🤖 AI Summary
Existing GUI grounding benchmarks suffer from limited scale, platform specificity, and narrow domain coverage. To address these limitations, we propose MultiGUI-Bench—the first large-scale, multi-platform, bilingual GUI grounding benchmark—encompassing both mobile and desktop interfaces and supporting hierarchical evaluation from fundamental to advanced grounding tasks. We introduce a taxonomy of six complementary subtasks, design a high-precision cross-platform UI collection and alignment pipeline, and achieve fine-grained element annotation, bilingual semantic alignment, and a robustness-aware evaluation framework. Experimental results show that general-purpose multimodal models match or surpass specialized GUI models on basic tasks, while specialized models exhibit overfitting and poor generalization on advanced tasks. MultiGUI-Bench establishes a more comprehensive and challenging evaluation standard for GUI grounding research, enabling rigorous assessment across platforms, languages, and task complexities.
📝 Abstract
GUI grounding is a critical component in building capable GUI agents.
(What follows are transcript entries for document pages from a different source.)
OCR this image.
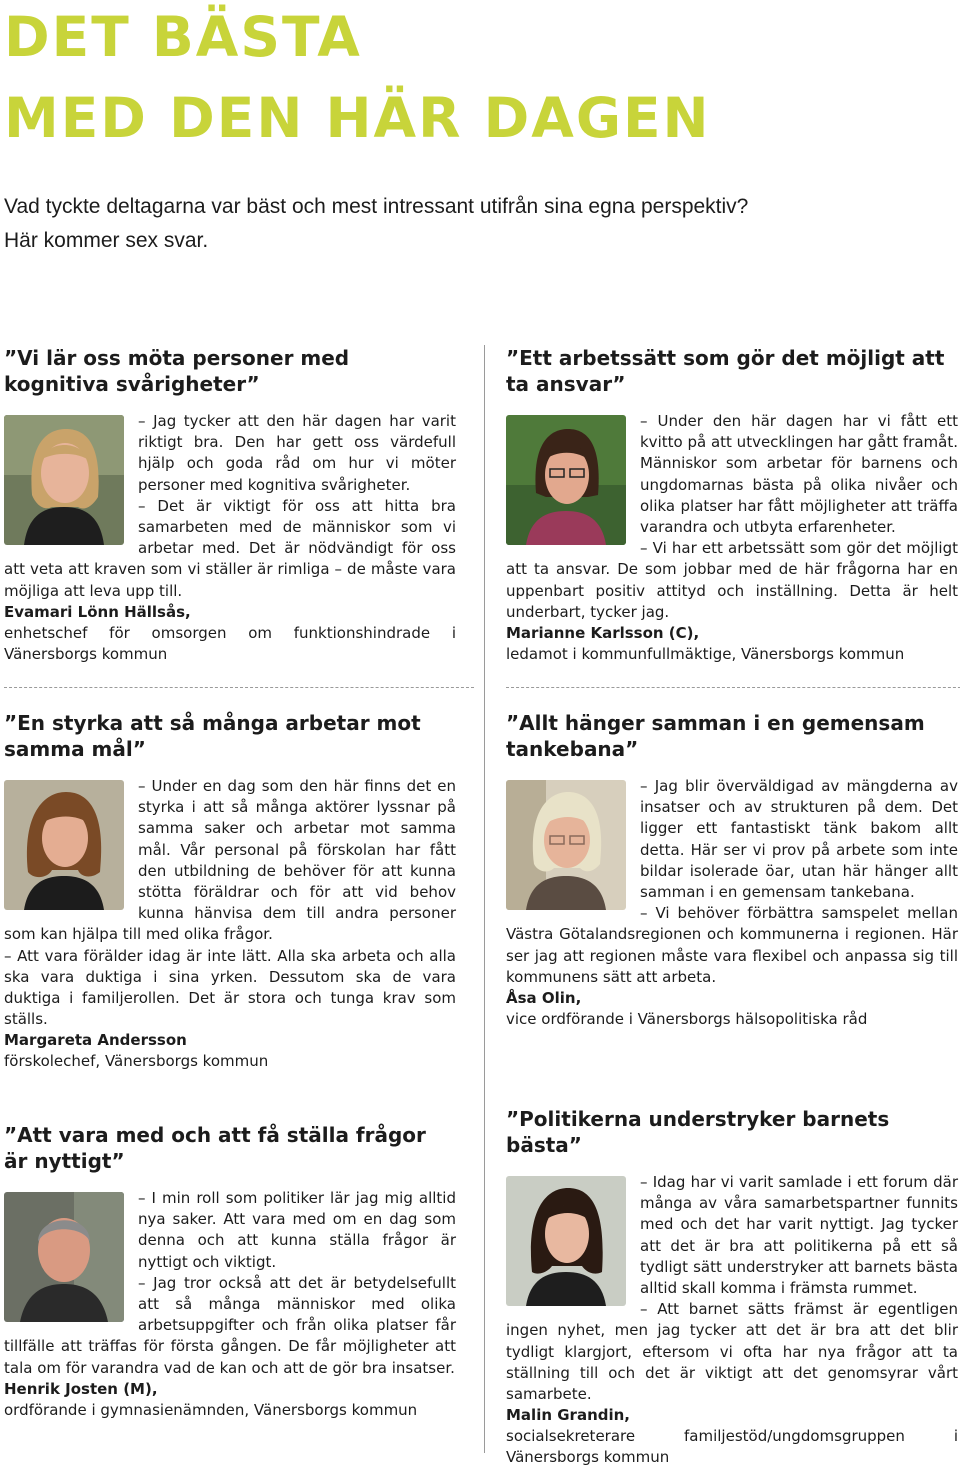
DET BÄSTA
MED DEN HÄR DAGEN
Vad tyckte deltagarna var bäst och mest intressant utifrån sina egna perspektiv?
Här kommer sex svar.
”Vi lär oss möta personer med kognitiva svårigheter”

– Jag tycker att den här dagen har varit riktigt bra. Den har gett oss värdefull hjälp och goda råd om hur vi möter personer med kognitiva svårigheter.

– Det är viktigt för oss att hitta bra samarbeten med de människor som vi arbetar med. Det är nödvändigt för oss att veta att kraven som vi ställer är rimliga – de måste vara möjliga att leva upp till.

Evamari Lönn Hällsås,

enhetschef för omsorgen om funktionshindrade i Vänersborgs kommun

”Ett arbetssätt som gör det möjligt att ta ansvar”

– Under den här dagen har vi fått ett kvitto på att utvecklingen har gått framåt. Människor som arbetar för barnens och ungdomarnas bästa på olika nivåer och olika platser har fått möjligheter att träffa varandra och utbyta erfarenheter.

– Vi har ett arbetssätt som gör det möjligt att ta ansvar. De som jobbar med de här frågorna har en uppenbart positiv attityd och inställning. Detta är helt underbart, tycker jag.

Marianne Karlsson (C),

ledamot i kommunfullmäktige, Vänersborgs kommun

”En styrka att så många arbetar mot samma mål”

– Under en dag som den här finns det en styrka i att så många aktörer lyssnar på samma saker och arbetar mot samma mål. Vår personal på förskolan har fått den utbildning de behöver för att kunna stötta föräldrar och för att vid behov kunna hänvisa dem till andra personer som kan hjälpa till med olika frågor.

– Att vara förälder idag är inte lätt. Alla ska arbeta och alla ska vara duktiga i sina yrken. Dessutom ska de vara duktiga i familjerollen. Det är stora och tunga krav som ställs.

Margareta Andersson

förskolechef, Vänersborgs kommun

”Allt hänger samman i en gemensam tankebana”

– Jag blir överväldigad av mängderna av insatser och av strukturen på dem. Det ligger ett fantastiskt tänk bakom allt detta. Här ser vi prov på arbete som inte bildar isolerade öar, utan här hänger allt samman i en gemensam tankebana.

– Vi behöver förbättra samspelet mellan Västra Götalandsregionen och kommunerna i regionen. Här ser jag att regionen måste vara flexibel och anpassa sig till kommunens sätt att arbeta.

Åsa Olin,

vice ordförande i Vänersborgs hälsopolitiska råd

”Att vara med och att få ställa frågor är nyttigt”

– I min roll som politiker lär jag mig alltid nya saker. Att vara med om en dag som denna och att kunna ställa frågor är nyttigt och viktigt.

– Jag tror också att det är betydelsefullt att så många människor med olika arbetsuppgifter och från olika platser får tillfälle att träffas för första gången. De får möjligheter att tala om för varandra vad de kan och att de gör bra insatser.

Henrik Josten (M),

ordförande i gymnasienämnden, Vänersborgs kommun

”Politikerna understryker barnets bästa”

– Idag har vi varit samlade i ett forum där många av våra samarbetspartner funnits med och det har varit nyttigt. Jag tycker att det är bra att politikerna på ett så tydligt sätt understryker att barnets bästa alltid skall komma i främsta rummet.

– Att barnet sätts främst är egentligen ingen nyhet, men jag tycker att det är bra att det blir tydligt klargjort, eftersom vi ofta har nya frågor att ta ställning till och det är viktigt att det genomsyrar vårt samarbete.

Malin Grandin,

socialsekreterare familjestöd/ungdomsgruppen i Vänersborgs kommun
However, existing grounding benchmarks suffer from significant limitations: they either provide insufficient data volume and narrow domain coverage, or focus excessively on a single platform and require highly specialized domain knowledge. In this work, we present VenusBench-GD, a comprehensive, bilingual benchmark for GUI grounding that spans multiple platforms, enabling hierarchical evaluation for real-word applications. VenusBench-GD contributes as follows: (i) we introduce a large-scale, cross-platform benchmark with extensive coverage of applications, diverse UI elements, and rich annotated data, (ii) we establish a high-quality data construction pipeline for grounding tasks, achieving higher annotation accuracy than existing benchmarks, and (iii) we extend the scope of element grounding by proposing a hierarchical task taxonomy that divides grounding into basic and advanced categories, encompassing six distinct subtasks designed to evaluate models from complementary perspectives. Our experimental findings reveal critical insights: general-purpose multimodal models now match or even surpass specialized GUI models on basic grounding tasks. In contrast, advanced tasks, still favor GUI-specialized models, though they exhibit significant overfitting and poor robustness. These results underscore the necessity of comprehensive, multi-tiered evaluation frameworks.